Wish: Psychrometric chart - shading strategy

Thanks, @AbrahamYezioro . I appreciate providing sources and examples since this gives us something that we can discuss and try to understand.

Understanding the Existing Sources

It seems like both cases are not adding a shade “strategy polygon” but are instead trying to draw a “shade line” on the chart, which is just trying to say “shade can be helpful here” and it doesn’t actually make any of the hours more comfortable. So, this at least helps me see that, if we were to try implement something similar in LBT, we probably shouldn’t be doing it with a polygon and we should instead find a way to draw a line on the chart that doesn’t really add to the the total number of comfortable hours.

I’m also at a bit of a loss to understand how this shade line tells us something that we don’t already know. If we just wanted to figure out the number of hours that are in the comfort polygon or warmer, we don’t need to have a line on the psych chart labeled “shade” to do this.

This leads me to a bigger point of confusion, which is that I can’t figure out why these two sources decided to put this “shade line” where the did. Technically, any temperature above the building balance point is one where the solar gain combined with a lack of building shade could make conditions too warm to be comfortable. So I don’t see any satisfactory explanation for why the shade line is at the lower boundary of the comfort polygon and not the lower boundary of the “Internal Gains” polygon. All of this kind of underrepresents how powerful shade is as a strategy since, as my comparison above shows, it can be REALLY helpful and we risk having people walk away with a false sense that “shade is not really that important” when we under-represent it like this.

Lastly, as I said earlier, climate consultant and the strategy polygons in LBT already assume that the building is shaded for all hours above the building balance point (as long as you’re plotting outdoor dry bulb temperature in LBT). So it’s not like shade it something that can be added on top of the existing strategy polygons.

It all makes me think that the creators of the “shade line” might have gotten a little carried away with wanting to represent all of passive design in a single temperature/humidity plot that they didn’t think enough about how informative, useful, or accurate their implementation was.

Proposal for LBT

What do you think about trying to implement “shade” in the following way on the psychrometric chart?

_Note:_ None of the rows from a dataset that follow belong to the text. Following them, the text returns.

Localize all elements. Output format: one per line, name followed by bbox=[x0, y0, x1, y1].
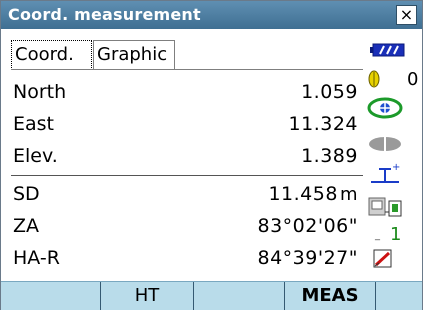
row-east: East 11.324 bbox=[11, 110, 363, 141]
row-elev: Elev. 1.389 bbox=[11, 142, 363, 173]
softkey-bar: HT MEAS bbox=[1, 281, 422, 310]
close-button[interactable]: × bbox=[396, 5, 417, 25]
svg-text:+: + bbox=[392, 162, 400, 173]
status-sidebar: 0 + _ 1 bbox=[363, 29, 422, 279]
tilt-count-dash: _ bbox=[375, 230, 380, 241]
sd-value-group: 11.458 m bbox=[268, 183, 358, 205]
elev-label: Elev. bbox=[13, 145, 58, 167]
communication-icon bbox=[368, 197, 402, 217]
input-mode-icon[interactable] bbox=[373, 249, 393, 269]
sd-label: SD bbox=[13, 183, 40, 205]
east-value: 11.324 bbox=[288, 113, 358, 135]
laser-beam-icon bbox=[369, 137, 401, 151]
prism-constant-value: 0 bbox=[407, 69, 419, 90]
tilt-count-value: 1 bbox=[390, 224, 402, 245]
row-north: North 1.059 bbox=[11, 78, 363, 109]
title-bar: Coord. measurement × bbox=[1, 1, 422, 29]
row-za: ZA 83°02'06" bbox=[11, 212, 363, 243]
north-value: 1.059 bbox=[301, 81, 358, 103]
row-sd: SD 11.458 m bbox=[11, 180, 363, 211]
tab-graphic[interactable]: Graphic bbox=[93, 40, 175, 70]
close-icon: × bbox=[399, 5, 414, 24]
za-label: ZA bbox=[13, 215, 40, 237]
softkey-1[interactable] bbox=[1, 282, 101, 310]
divider bbox=[11, 175, 363, 176]
tab-coord[interactable]: Coord. bbox=[10, 39, 93, 71]
ha-r-value: 84°39'27" bbox=[257, 247, 358, 269]
row-ha-r: HA-R 84°39'27" bbox=[11, 244, 363, 275]
sd-value: 11.458 bbox=[268, 183, 338, 205]
softkey-3[interactable] bbox=[194, 282, 285, 310]
prism-icon bbox=[368, 70, 380, 88]
softkey-5[interactable] bbox=[376, 282, 422, 310]
za-value: 83°02'06" bbox=[257, 215, 358, 237]
ha-r-label: HA-R bbox=[13, 247, 60, 269]
elev-value: 1.389 bbox=[301, 145, 358, 167]
measurement-panel: North 1.059 East 11.324 Elev. 1.389 SD 1… bbox=[11, 69, 363, 282]
coord-measurement-window: Coord. measurement × Coord. Graphic Nort… bbox=[0, 0, 423, 310]
sd-unit: m bbox=[339, 184, 358, 205]
east-label: East bbox=[13, 113, 54, 135]
prism-target-icon bbox=[367, 97, 403, 119]
softkey-meas[interactable]: MEAS bbox=[285, 282, 376, 310]
softkey-ht[interactable]: HT bbox=[101, 282, 194, 310]
battery-icon bbox=[370, 43, 405, 57]
tilt-correction-icon: + bbox=[371, 162, 400, 183]
window-title: Coord. measurement bbox=[8, 5, 201, 24]
north-label: North bbox=[13, 81, 67, 103]
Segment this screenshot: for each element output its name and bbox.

  1. We can add an option to the Passive Strategies List called “Remove Shading.” Using this “Remove Shading” option will require the user to plug in hourly solar_data_ just like the “Passive Solar” polygon.
  2. Checking this “Remove Shade” option will draw a “shade line” on the chart at the building balance point, above which shade is considered helpful and a lack of shade can make conditions uncomfortable.
  3. Using methods similar to the “Passive Solar” polygon (with the user-input Solar Heat Capacity and Time Constant), the “Remove Shading” option will try to figure out how much warmer the building is at each hour as a result of not having shade.
  4. If the temperature delta from the removed shading would put a point outside of all comfort and strategy polygons, these hours will be removed from the “total comfort data” and the total comfort percent output form the component.

I’m open to other suggestions if anyone else has a proposal that would be more helpful or informative. This is just the best one that I could think of that doesn’t mis-represent how important shade is.